O estudo, de acordo com a Assessoria de Imprensa da Fatec, visa à "recuperação de um acervo centenário de documentos que contam a  história da ferrovia no oeste de São Paulo", o que inclui a Estrada de Ferro Sorocabana, que passava pela região e sustentou este nome até 1969. Até o momento, 19 mil itens, produzidos entre 1869 e 1971, já foram recuperados e o resultado deste trabalho pode ser conferido por meio do site www.memoriaferroviaria. com.br.

O coordenador do projeto e professor de História, Eduardo Romero de Oliveira, salienta a importância da pesquisa para a sociedade como um todo, e para os estudiosos em particular. A pesquisa teve início em 2009 e encontra-se na fase de coleta cartográfica, bibliográfica, digitalização e 3D.

De acordo com a gestora do Projeto Tecnologia e Cultura/Memória Ferroviária e coordenadora do mapeamento do acervo ferroviário do Complexo Fepasa Jundiaí, Lívia Maria Louzada Brandão, atualmente, dois professores e seis mestres'das Fatecs de Jundiaí e Itu (Centro Paula Souza), mais 18 alunos, também estão envolvidos no minucioso trabalho. "A biblioteca da faculdade jundiaiense tem um volume aproximado de 10 mil livros.   Só de fotos produzidas pelas empresas ferroviárias paulistas são 141 mil", destaca.

Conforme a faculdade, professores do ramo da Tecnologia da Informação (TI) estarão, nos próximos meses, orientando estudantes na elaboração de um programa que permita a construção de um banco de dados que reunirá os itens reunidos ao longo de três anos.  

Objeto de estudo

O coordenador do projeto explica que a grande quantidade de trabalho e o número limitado de professores engajados na iniciativa não permitem que uma pesquisa "mais ampla" seja realizada, portanto, os profissionais estão focados em pontos principais que sustentam o funcionamento das empresas ferroviárias, que existiram no século passado. Lembrando que a partir de 1970, a junção destas instituições formou a Ferrovia Paulista (Fepasa).  
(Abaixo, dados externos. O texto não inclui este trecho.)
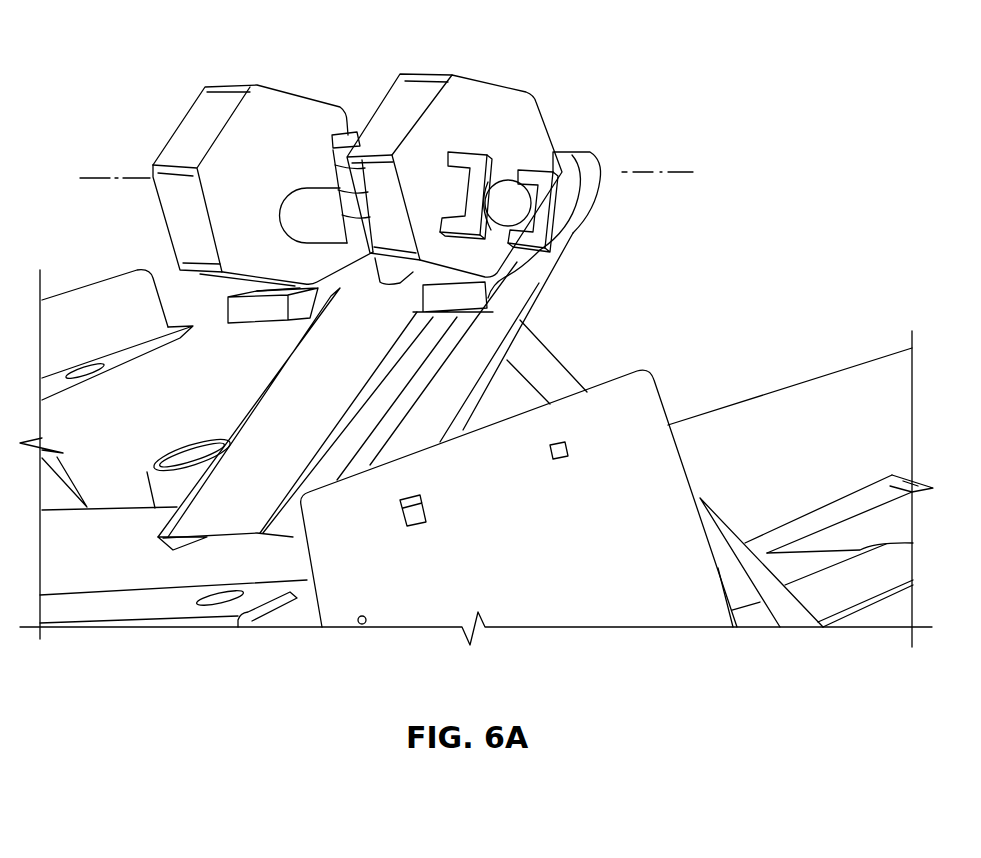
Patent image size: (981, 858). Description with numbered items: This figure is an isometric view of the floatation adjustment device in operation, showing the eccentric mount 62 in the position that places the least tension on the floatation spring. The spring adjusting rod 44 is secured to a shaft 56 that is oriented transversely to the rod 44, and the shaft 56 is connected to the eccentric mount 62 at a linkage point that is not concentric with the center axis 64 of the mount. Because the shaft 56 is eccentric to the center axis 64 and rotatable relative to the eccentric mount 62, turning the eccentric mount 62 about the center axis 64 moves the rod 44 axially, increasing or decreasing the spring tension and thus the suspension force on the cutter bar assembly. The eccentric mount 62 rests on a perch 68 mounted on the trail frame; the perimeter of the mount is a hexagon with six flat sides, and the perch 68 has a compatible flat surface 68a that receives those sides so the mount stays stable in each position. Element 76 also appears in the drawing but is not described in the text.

The spring adjusting rod 44 is at (553, 360).
The shaft 56 is at (303, 212).
The eccentric mount 62 is at (530, 110).
The center axis 64 is at (661, 172).
The perch 68 is at (263, 423).
The flat surface 68a is at (565, 205).
The washer 76 is at (353, 130).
Os objetos de estudo são: a Companhia Paulista de Estradas de Ferro, Estrada de Ferro Araraquara e Companhia Mogiana, Estrada de Ferro São Paulo – Minas, Noroeste do Brasil e Sorocabana, como citado. Em nossa região, o professor pontua a cidade de Presidente Epitácio, que foi uma ligação entre a ferrovia e navegação fluvial no Rio Paraná.   No local, o pesquisador expõe a presença de um dos pontos fluviais mais antigos do Estado, criado em 1907, e também a concepção de uma vila operária, estabelecida em 1927."É um ponto de referência, mas já está descaracterizado"; comenta.  

Pesquisa preliminar

Estes e outros pontos foram descobertos pelos estudiosos por meio de um levantamento realizado logo no início do projeto. "Desde então, o estudo se expande por interesses internos de conhecer a história das ferrovias, identificar a documentação", declara o coordenador.  Ele lembra que para descobrir a história das ferrovias que por aqui passaram, lançou mão de entrevistas e de jornais como O Imparcial, que já circula há mais de 70 anos na região. "A maior dificuldade é que alguns documentos estavam nas cidades, mas outros não. Tivemos que sair em busca deles", recorda.  

Relevância  

Para Oliveira, uma vez concluído, o estudo servirá como base para outros pesquisadores que almejam continuar estudando a história. ' "A pesquisa também' é uma forma de tornar pública e acessível uma documentação de interesse local, regional e até nacional", promove.   O coordenador finaliza que as cidades, principalmente do interior paulista, devem muito à estradas de ferro. "Muitos municípios só existem porque os trens permitiam que as pessoas chegassem até eles".